Permutation-based Rank Test in the Presence of Discretization and Application in Causal Discovery with Mixed Data

Xinshuai Dong · Ignavier Ng · Boyang Sun · Haoyue Dai · Guangyuan Hao · Shunxing Fan · Peter Spirtes · Yumou Qiu · Kun Zhang

East Exhibition Hall A-B #E-1900
[ ] [ ]
Wed 16 Jul 11 a.m. PDT — 1:30 p.m. PDT

Abstract:

Recent advances have shown that statistical tests for the rank of cross-covariance matrices play an important role in causal discovery. These rank tests include partial correlation tests as special cases and provide further graphical information about latent variables. Existing rank tests typically assume that all the continuous variables can be perfectly measured, and yet, in practice many variables can only be measured after discretization. For example, in psychometric studies, the continuous level of certain personality dimensions of a person can only be measured after being discretized into order-preserving options such as disagree, neutral, and agree. Motivated by this, we propose Mixed data Permutation-based Rank Test (MPRT), which properly controls the statistical errors even when some or all variables are discretized.
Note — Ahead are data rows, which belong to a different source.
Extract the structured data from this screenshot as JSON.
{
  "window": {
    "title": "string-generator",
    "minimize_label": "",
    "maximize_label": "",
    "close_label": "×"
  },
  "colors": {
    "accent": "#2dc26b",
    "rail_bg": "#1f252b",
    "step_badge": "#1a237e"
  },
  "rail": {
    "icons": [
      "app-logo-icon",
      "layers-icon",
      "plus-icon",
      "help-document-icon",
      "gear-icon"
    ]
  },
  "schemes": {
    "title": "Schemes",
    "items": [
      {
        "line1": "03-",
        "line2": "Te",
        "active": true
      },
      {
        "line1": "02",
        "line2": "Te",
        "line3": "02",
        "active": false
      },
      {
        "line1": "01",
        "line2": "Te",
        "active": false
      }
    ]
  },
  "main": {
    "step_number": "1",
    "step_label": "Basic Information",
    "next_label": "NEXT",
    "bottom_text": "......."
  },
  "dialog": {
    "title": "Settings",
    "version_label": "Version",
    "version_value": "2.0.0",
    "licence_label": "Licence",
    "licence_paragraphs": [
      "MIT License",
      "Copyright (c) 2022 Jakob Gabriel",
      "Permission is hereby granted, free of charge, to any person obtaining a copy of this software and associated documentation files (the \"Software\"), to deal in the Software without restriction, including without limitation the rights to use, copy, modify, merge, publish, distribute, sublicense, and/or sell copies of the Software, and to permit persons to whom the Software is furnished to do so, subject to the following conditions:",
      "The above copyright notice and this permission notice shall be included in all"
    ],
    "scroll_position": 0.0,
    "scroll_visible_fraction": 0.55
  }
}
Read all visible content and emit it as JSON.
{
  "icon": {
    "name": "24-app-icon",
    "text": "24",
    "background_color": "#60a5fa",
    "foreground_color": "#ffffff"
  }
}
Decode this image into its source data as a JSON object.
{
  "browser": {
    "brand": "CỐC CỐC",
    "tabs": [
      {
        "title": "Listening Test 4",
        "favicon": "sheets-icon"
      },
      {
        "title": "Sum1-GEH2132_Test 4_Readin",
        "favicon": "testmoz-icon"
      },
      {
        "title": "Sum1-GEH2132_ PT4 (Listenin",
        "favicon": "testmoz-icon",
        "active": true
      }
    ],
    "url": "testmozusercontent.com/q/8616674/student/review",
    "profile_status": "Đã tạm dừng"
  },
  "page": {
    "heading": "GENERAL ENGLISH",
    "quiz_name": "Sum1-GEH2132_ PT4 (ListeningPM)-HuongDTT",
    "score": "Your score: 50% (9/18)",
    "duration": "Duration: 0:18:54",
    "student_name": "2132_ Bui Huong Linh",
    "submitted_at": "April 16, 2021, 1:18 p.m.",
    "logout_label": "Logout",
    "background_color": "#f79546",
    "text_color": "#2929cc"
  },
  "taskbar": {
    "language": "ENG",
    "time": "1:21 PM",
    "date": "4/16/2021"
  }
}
Theoretically, we establish the exchangeability and estimate the asymptotic null distribution by permutations; as a consequence, MPRT can effectively control the Type I error in the presence of discretization while previous methods cannot. Empirically, our method is validated by extensive experiments on synthetic data and real-world data to demonstrate its effectiveness as well as applicability in causal discovery (code will be available at https://github.com/dongxinshuai/scm-identify).

Lay Summary:

Many scientific fields, such as psychometrics and econometrics, encounter a challenge: certain continuous variables can only be measured using order-preserving discrete options (e.g., "disagree," "neutral," "agree"). This raises a crucial question: how can we examine causal relationships between variables when observations are discretized, or when some variables are continuous and others are discrete (mixed data)?To address this, we developed a valid statistical test for causal discovery specifically designed for mixed data. Our approach utilizes data permutation to derive the asymptotic null distribution, effectively controlling statistical errors. This work is a significant step towards applying causal discovery methods in real-world scientific knowledge discovery.